The Jamaican government has confirmed that it spent an estimated J$18.2 million (One Jamaica dollar=US$0.008 cents) in the failed campaign to get Foreign Affairs and Foreign Trade Minister Kamina Johnson Smith elected as the new commonwealth secretary general earlier this year.
In June, Baroness Patricia Scotland successfully retained her post as the Commonwealth secretary general, despite a strong effort by several members of the 54-nation grouping to remove her.
The Dominica-born Scotland had faced a challenge from Johnson Smith winning by a 27-24 margin.
“If I didn’t pull through, God wasn’t ready for me to leave Jamaica yet. I continue to serve and, of course, sincere congratulations to Baroness Scotland,” Johnson Smith said following the voting in a message on her Twitter account.
In a statement late Sunday, the Office of the Prime Minister said the J$18.2 million covered expenses related to air and ground transportation, coronavirus (COVID-19) tests, meals, accommodation, public relations, and communications.
Undisclosed Jamaican private funders donated approximately $15 million for public relations and thought-leadership services from international marketing firm Finn Partners.

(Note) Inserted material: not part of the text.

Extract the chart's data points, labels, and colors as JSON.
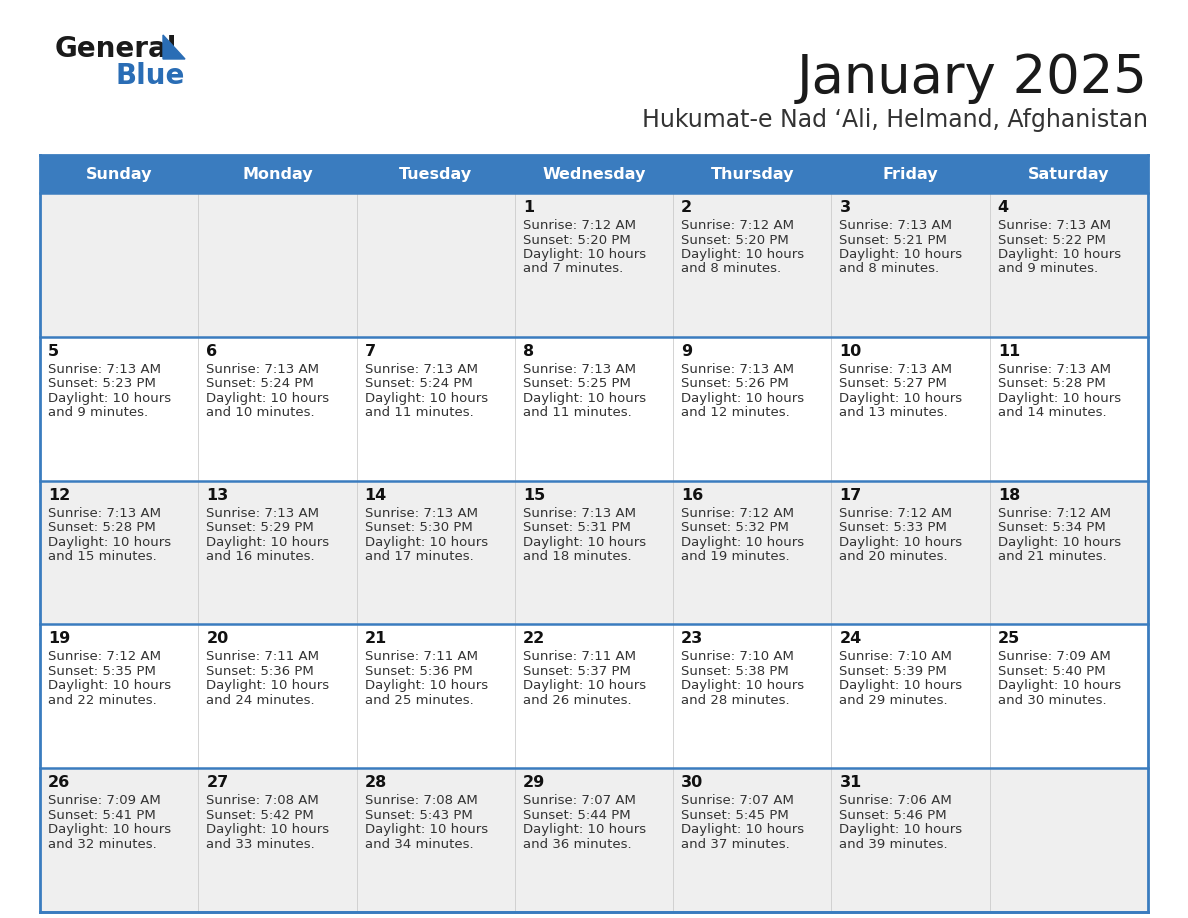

“Despite not having won, Jamaica garnered significant and widespread international support. The contacts made and the opportunities to share views and secure understanding on issues of common concern have served to strengthen bilateral relations and further enhance Jamaica’s reputation as a strong voice on the international stage,” the statement said.
Additionally, the government spent J$25.7 million on the Commonwealth Heads of Government meeting held in Kigali, Rwanda, in June.

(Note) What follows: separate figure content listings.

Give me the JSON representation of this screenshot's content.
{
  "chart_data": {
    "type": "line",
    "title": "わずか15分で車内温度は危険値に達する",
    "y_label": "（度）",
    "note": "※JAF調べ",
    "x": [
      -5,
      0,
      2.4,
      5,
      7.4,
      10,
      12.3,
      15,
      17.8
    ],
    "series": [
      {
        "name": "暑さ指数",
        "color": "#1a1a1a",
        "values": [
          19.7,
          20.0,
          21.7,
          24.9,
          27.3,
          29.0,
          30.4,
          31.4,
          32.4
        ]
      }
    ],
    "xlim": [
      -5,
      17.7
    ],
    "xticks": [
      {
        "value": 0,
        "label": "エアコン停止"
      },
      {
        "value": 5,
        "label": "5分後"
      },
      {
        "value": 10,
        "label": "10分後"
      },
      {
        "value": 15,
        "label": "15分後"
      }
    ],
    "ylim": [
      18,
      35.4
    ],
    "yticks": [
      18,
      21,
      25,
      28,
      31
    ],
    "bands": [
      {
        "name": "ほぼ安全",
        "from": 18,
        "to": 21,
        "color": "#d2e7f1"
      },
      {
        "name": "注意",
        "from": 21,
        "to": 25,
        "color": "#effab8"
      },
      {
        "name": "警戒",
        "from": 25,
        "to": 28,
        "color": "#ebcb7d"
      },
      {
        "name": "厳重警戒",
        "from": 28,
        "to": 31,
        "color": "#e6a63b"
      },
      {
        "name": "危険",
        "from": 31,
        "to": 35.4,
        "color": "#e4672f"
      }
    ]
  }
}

It said that the costs for the meeting were absorbed by the Office of the Prime Minister – J$12,827,897; Ministry of Foreign Affairs and Foreign Trade –J$7,715,585.37; and Ministry of Tourism – J$5,131,386.00.
In the statement, the Andrew Holness government said it ran a clean, transparent, principled campaign that met the standards of accountability and that a dedicated and intensive travel schedule was pursued specifically across Africa spanning seven countries in ten days.
It said this was seen as critical in the campaign efforts as the continent includes 19 member countries of the Commonwealth.